Technical Summary: Time-Resolved Phosphoproteomics-Guided BFS Beam Search

Problem Statement
Adaptive resistance to kinase- and phosphatase-targeted therapies is often driven by the pharmacological rewiring of intracellular signaling networks. However, the field currently lacks systematic computational methods capable of quantifying these cross-condition pathway changes directly from time-resolved phosphoproteomic data. Existing approaches struggle to transform high-dimensional, dynamic phosphoproteomic measurements into mechanistically interpretable, cell-type-specific signaling hypotheses.

Methodology
The authors present an algorithmic framework designed to reconstruct cell-type-specific signaling pathways from time-resolved phosphoproteomic data. The core of this framework integrates several distinct computational strategies:

• Data Preprocessing: The system employs a data-adaptive binary-state assignment based on the Median Absolute Deviation (MAD) to categorize phosphosite activation states.
• Pathway Reconstruction Algorithm: The framework utilizes a Breadth-First Search (BFS) combined with an interaction-weight-guided Beam Search.
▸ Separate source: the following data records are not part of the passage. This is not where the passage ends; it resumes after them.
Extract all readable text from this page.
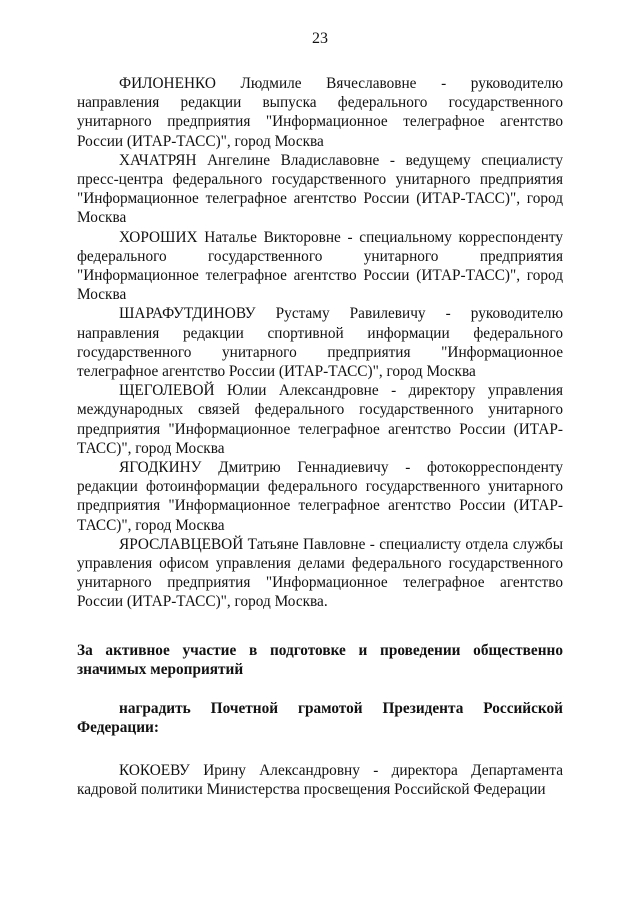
23

ФИЛОНЕНКО Людмиле Вячеславовне - руководителю направления редакции выпуска федерального государственного унитарного предприятия "Информационное телеграфное агентство России (ИТАР-ТАСС)", город Москва

ХАЧАТРЯН Ангелине Владиславовне - ведущему специалисту пресс-центра федерального государственного унитарного предприятия "Информационное телеграфное агентство России (ИТАР-ТАСС)", город Москва

ХОРОШИХ Наталье Викторовне - специальному корреспонденту федерального государственного унитарного предприятия "Информационное телеграфное агентство России (ИТАР-ТАСС)", город Москва

ШАРАФУТДИНОВУ Рустаму Равилевичу - руководителю направления редакции спортивной информации федерального государственного унитарного предприятия "Информационное телеграфное агентство России (ИТАР-ТАСС)", город Москва

ЩЕГОЛЕВОЙ Юлии Александровне - директору управления международных связей федерального государственного унитарного предприятия "Информационное телеграфное агентство России (ИТАР-ТАСС)", город Москва

ЯГОДКИНУ Дмитрию Геннадиевичу - фотокорреспонденту редакции фотоинформации федерального государственного унитарного предприятия "Информационное телеграфное агентство России (ИТАР-ТАСС)", город Москва

ЯРОСЛАВЦЕВОЙ Татьяне Павловне - специалисту отдела службы управления офисом управления делами федерального государственного унитарного предприятия "Информационное телеграфное агентство России (ИТАР-ТАСС)", город Москва.

За активное участие в подготовке и проведении общественно значимых мероприятий

наградить Почетной грамотой Президента Российской Федерации:

КОКОЕВУ Ирину Александровну - директора Департамента кадровой политики Министерства просвещения Российской Федерации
This traversal is anchored to experimentally supported "active nodes" identified at zone boundaries and terminals within the data.
• Network Integration: The search operates over the STRING protein-protein interaction database (accessed via REST API v12.5), allowing for the inclusion of STRING-inferred bridge proteins as intermediate connectors without requiring local database installation.
• Validation and Cleaning: A post-enumeration path cleaning pipeline ensures the generation of biologically interpretable, acyclic signaling routes. Crucially, the framework performs edge-level validation against Human Protein Atlas-based cell-line expression data to ensure biological relevance.

Key Results
The framework was benchmarked across five published phosphoproteomic datasets spanning three cell types: HeLa, MDA-MB-468, and EGFR Flp-In HEK293T. The analysis demonstrated the following specific findings:

• Cell-Type Specificity: The method successfully captured distinct EGFR signaling architectures unique to each cell type.
• SHP2 Inhibition Effects: In MDA-MB-468 cells subjected to three pharmacological conditions, SHP2 inhibition was shown to abolish PTPN11-mediated pathways. This inhibition induced a shift in the first-hop effector distribution, increasing engagement with ERBB3 (rising from 21.5% to 25.2% of paths) and PIK3CA (rising from 9.2% to 14.3% of paths).
• Reversibility and Recovery: Upon washout of the SHP2 inhibitor, the system revealed a partial recovery of PTPN11-mediated pathways. Concurrently, ERBB2 re-emerged as the dominant first-hop effector, accounting for 30.3% of the paths.

Significance and Claims
The paper positions this framework as a systematic and reproducible approach for converting time-resolved phosphoproteomic measurements into mechanistically interpretable signaling hypotheses. The authors claim direct applicability of this method to drug resistance modeling and the design of combination therapies. By quantifying drug-induced pathway rewiring and identifying specific shifts in effector distribution, the framework aims to bridge the gap between raw phosphoproteomic data and actionable insights into adaptive resistance mechanisms.